• Poker Ban Product of 'Over Reaction' by Congress

    08 May 2007


    The Concord Monitor carried a letter to the editor on May 6, 2007 regarding online poker, skill or luck, and the game’s current political problems in the US.

    “A competitor of lesser ability, on a lucky day, can beat even the best in the business. It happened on June 6, 1919, when Man O’ War, perhaps the greatest racehorse of all time, lost the only race in his 21 starts. The horse that beat him was a 100-1 shot, and while his name might not be the reason the word appears above some of the biggest stories of all in sports and politics, it was, for the record, Upset.

    Luck plays a role in every endeavor. But when it plays a big role, it’s called gambling, which in New Hampshire and many other states is illegal. The law treats games of skill and games of chance differently, but it’s not always easy to tell which is which.

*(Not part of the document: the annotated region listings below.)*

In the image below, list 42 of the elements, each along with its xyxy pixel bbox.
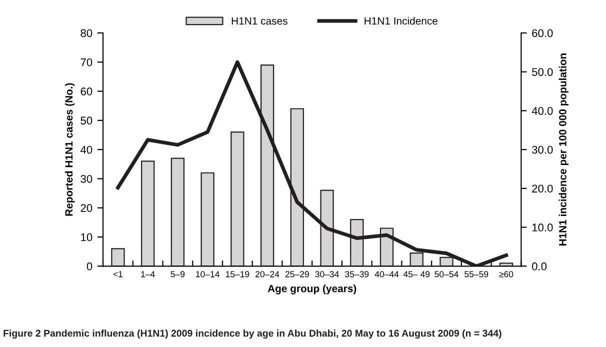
- bar: [111, 248, 125, 266]
- line-series: [116, 60, 508, 266]
- y-tick-label: 0: [86, 262, 92, 270]
- x-axis-title: Age group (years): [268, 284, 356, 294]
- x-tick-label: <1: [113, 271, 123, 278]
- bar: [200, 172, 214, 266]
- y-tick-label: 60: [80, 88, 92, 96]
- x-tick-label: 15–19: [226, 271, 250, 278]
- bar: [230, 132, 244, 266]
- x-tick-label: 25–29: [285, 271, 309, 278]
- x-tick-label: ≥60: [499, 271, 514, 278]
- y-tick-label: 20: [80, 204, 92, 212]
- y2-tick-label: 50.0: [532, 68, 553, 76]
- y-tick-label: 80: [80, 29, 92, 38]
- y-tick-label: 10: [81, 233, 92, 242]
- x-tick-label: 50–54: [434, 271, 458, 278]
- legend-label: H1N1 Incidence: [364, 17, 438, 25]
- bar: [170, 158, 185, 266]
- bar: [140, 160, 155, 266]
- y-tick-label: 30: [80, 174, 92, 183]
- x-tick-label: 45– 49: [403, 271, 430, 278]
- y2-axis-title: H1N1 incidence per 100 000 population: [558, 54, 568, 246]
- y2-tick-label: 60.0: [532, 29, 553, 38]
- x-tick-label: 20–24: [256, 271, 280, 278]
- y2-tick-label: 10.0: [532, 224, 553, 232]
- y-tick-label: 50: [80, 116, 92, 125]
- text: Figure 2 Pandemic influenza (H1N1) 2009 incidence by age in Abu Dhabi, 20 May to 16 August 2009 (n = 344): [4, 330, 502, 339]
- legend-label: H1N1 cases: [232, 17, 288, 25]
- y2-tick-label: 40.0: [532, 106, 553, 115]
- x-tick-label: 55–59: [464, 271, 488, 278]
- y2-tick-label: 0.0: [532, 262, 547, 270]
- x-tick-label: 40–44: [374, 271, 399, 278]
- y-tick-label: 70: [80, 58, 92, 66]
- x-tick-label: 10–14: [196, 271, 220, 278]
- y2-tick-label: 20.0: [532, 184, 553, 193]
- x-tick-label: 1–4: [141, 271, 155, 278]
- y-tick-label: 40: [80, 146, 92, 154]
- x-tick-label: 30–34: [315, 271, 339, 278]
- y-axis-title: Reported H1N1 cases (No.): [64, 83, 75, 216]
- x-tick-label: 5–9: [170, 271, 185, 278]
- x-tick-label: 35–39: [345, 271, 369, 278]
- y2-tick-label: 30.0: [532, 146, 553, 154]
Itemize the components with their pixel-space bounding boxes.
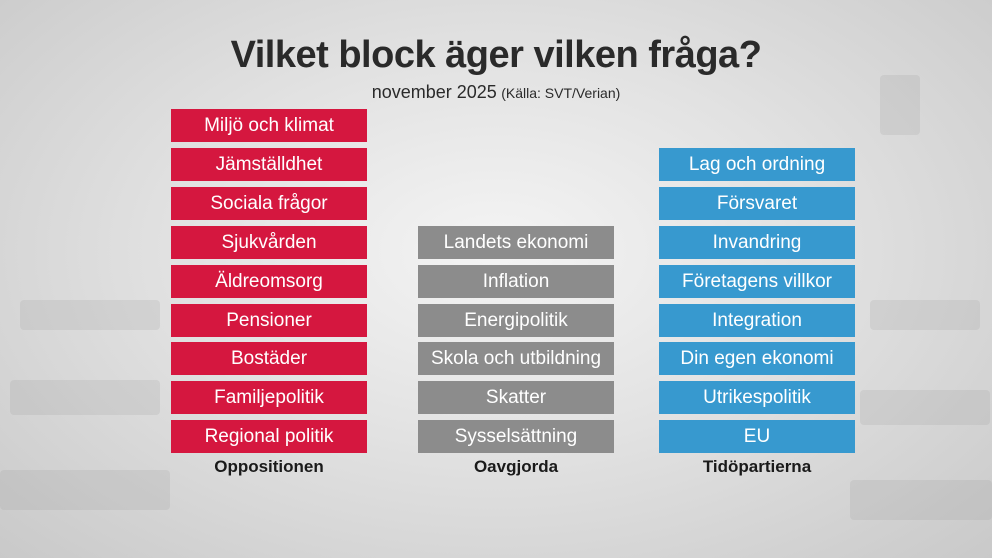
issue-box: Energipolitik	[418, 303, 614, 337]
issue-box: Miljö och klimat	[171, 109, 367, 142]
background-shape	[870, 300, 980, 330]
issue-box: Jämställdhet	[171, 147, 367, 181]
issue-box: Invandring	[659, 225, 855, 259]
issue-box: Äldreomsorg	[171, 264, 367, 298]
background-shape	[20, 300, 160, 330]
background-shape	[850, 480, 992, 520]
issue-box: Sysselsättning	[418, 420, 614, 454]
column-label: Oppositionen	[214, 457, 324, 476]
issue-box: Sociala frågor	[171, 186, 367, 220]
subtitle: november 2025	[371, 82, 497, 102]
issue-box: Utrikespolitik	[659, 381, 855, 415]
issue-box: EU	[659, 420, 855, 454]
issue-box: Regional politik	[171, 420, 367, 454]
issue-box: Försvaret	[659, 186, 855, 220]
issue-box: Sjukvården	[171, 225, 367, 259]
issue-box: Landets ekonomi	[418, 225, 614, 259]
issue-box: Skola och utbildning	[418, 342, 614, 376]
issue-box: Din egen ekonomi	[659, 342, 855, 376]
issue-box: Integration	[659, 303, 855, 337]
source: (Källa: SVT/Verian)	[501, 85, 621, 101]
background-shape	[10, 380, 160, 415]
column-label: Oavgjorda	[473, 457, 559, 476]
issue-box: Familjepolitik	[171, 381, 367, 415]
subtitle-line: november 2025 (Källa: SVT/Verian)	[0, 82, 992, 103]
background-shape	[880, 75, 920, 135]
issue-box: Skatter	[418, 381, 614, 415]
title: Vilket block äger vilken fråga?	[230, 34, 762, 76]
column-label: Tidöpartierna	[702, 457, 812, 476]
issue-box: Bostäder	[171, 342, 367, 376]
issue-box: Lag och ordning	[659, 147, 855, 181]
background-shape	[0, 470, 170, 510]
issue-box: Företagens villkor	[659, 264, 855, 298]
background-shape	[860, 390, 990, 425]
issue-box: Pensioner	[171, 303, 367, 337]
issue-box: Inflation	[418, 264, 614, 298]
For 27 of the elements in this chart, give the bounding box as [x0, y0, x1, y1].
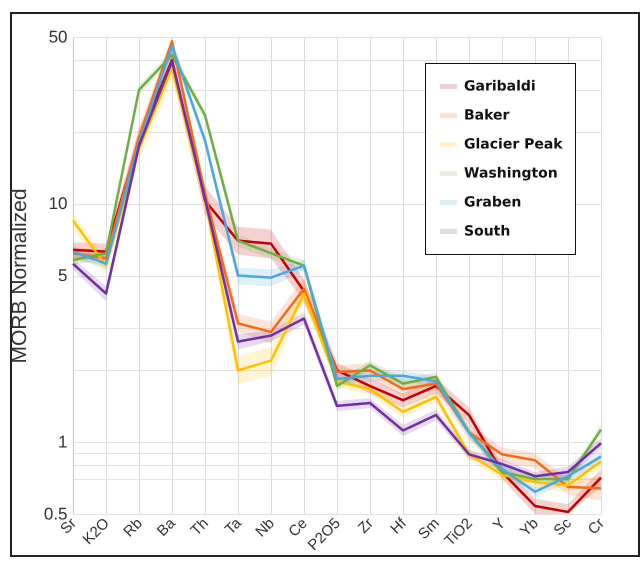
- x-tick-label: Cr: [584, 514, 608, 538]
- x-tick-label: Yb: [516, 514, 542, 540]
- x-tick-label: K2O: [80, 514, 113, 548]
- legend-label: Glacier Peak: [464, 136, 564, 152]
- legend-label: South: [464, 224, 510, 240]
- x-tick-label: TiO2: [441, 514, 476, 550]
- x-tick-label: Sc: [550, 514, 576, 540]
- x-tick-label: Rb: [120, 514, 146, 540]
- y-tick-label: 50: [48, 28, 68, 46]
- y-tick-label: 10: [48, 194, 68, 214]
- legend-label: Garibaldi: [464, 78, 536, 94]
- y-axis-title: MORB Normalized: [8, 188, 31, 364]
- x-tick-label: Y: [490, 514, 509, 534]
- legend-label: Washington: [464, 166, 558, 182]
- x-tick-label: Zr: [354, 514, 377, 537]
- x-tick-label: Ta: [222, 514, 246, 538]
- legend-label: Graben: [464, 194, 522, 210]
- x-tick-label: Th: [187, 514, 212, 540]
- y-tick-label: 5: [58, 266, 68, 285]
- x-tick-label: Ce: [285, 514, 311, 540]
- x-tick-label: Sm: [414, 514, 443, 543]
- legend-label: Baker: [464, 108, 510, 124]
- x-tick-label: Ba: [154, 514, 180, 540]
- y-tick-label: 1: [58, 432, 68, 452]
- x-tick-label: Hf: [387, 514, 410, 538]
- y-tick-label: 0.5: [44, 504, 68, 524]
- x-tick-label: Nb: [252, 514, 278, 540]
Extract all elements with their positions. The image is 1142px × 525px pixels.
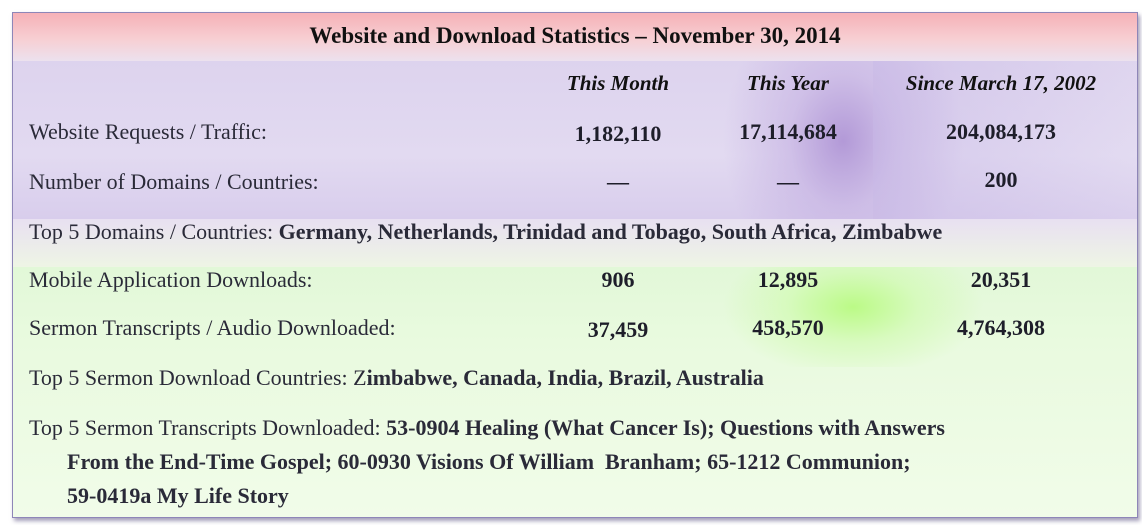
title-band bbox=[13, 13, 1137, 61]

    Chess, for example, is considered to be a logical game of skill, poker a game of chance, or at least some mix of skill and luck. But the best chess player in the world could lose to a lesser player if, let’s say, gout attacked his big toe during the match. Luck, that day, would have been with the victor.

    Last fall, Congress banned the use of credit cards for online gambling. The law, designed to address increasing reports of gambling addicts losing it all in games played over the internet, exempted horse racing and trading in the stock market. Poker players want a similar exemption, and we say, deal them in. Sure, there’s luck involved in poker, but it’s a game of skill.

    Billions of dollars are riding on one bill that would grant poker an exemption and regulate it and another that simply defines poker as a game of skill.

    The issue could be settled in academia. Several universities are studying the mathematics of the one-time saloon game and creating computer programs that could do for poker what IBM’s Big Blue did for chess.

    A daylong meeting of professors and poker players was recently held at Harvard to discuss the luck-versus-skill issue.

    The most convincing testimony, as reported last week by The Wall Street Journal, came from two siblings who grew up in Concord, Howard Lederer and Annie Duke. Lederer is a four-time world poker champion, and Duke is the all-time female leading money winner.

    Poker, we’re willing to bet, will be proven to be a game of skill. In fact, mathematicians are close to being able to predict the move with the best odds of winning any given head-to-head contest between two Texas hold ‘em players. Duke cites simpler evidence. Poker has to be a game of skill, she told the Journal, because unlike the lottery you can lose on purpose if you want to.

    Her brother played a different card. The “vast majority of high-betting poker hands are decided after all players except the winner have folded,” he said. So if you can win most of the time without even showing your cards, it isn’t because you’re lucky.

    Chance will still come into play in the short run. As Lederer argues, making the perfect mathematically justified play every time works only against another great player in a pure situation. The best player in the world could still be beaten by a fish who makes a bone-headed move. But in the long run, skill prevails and fish lose.

    Congress should grant poker its rightful status as a game of skill.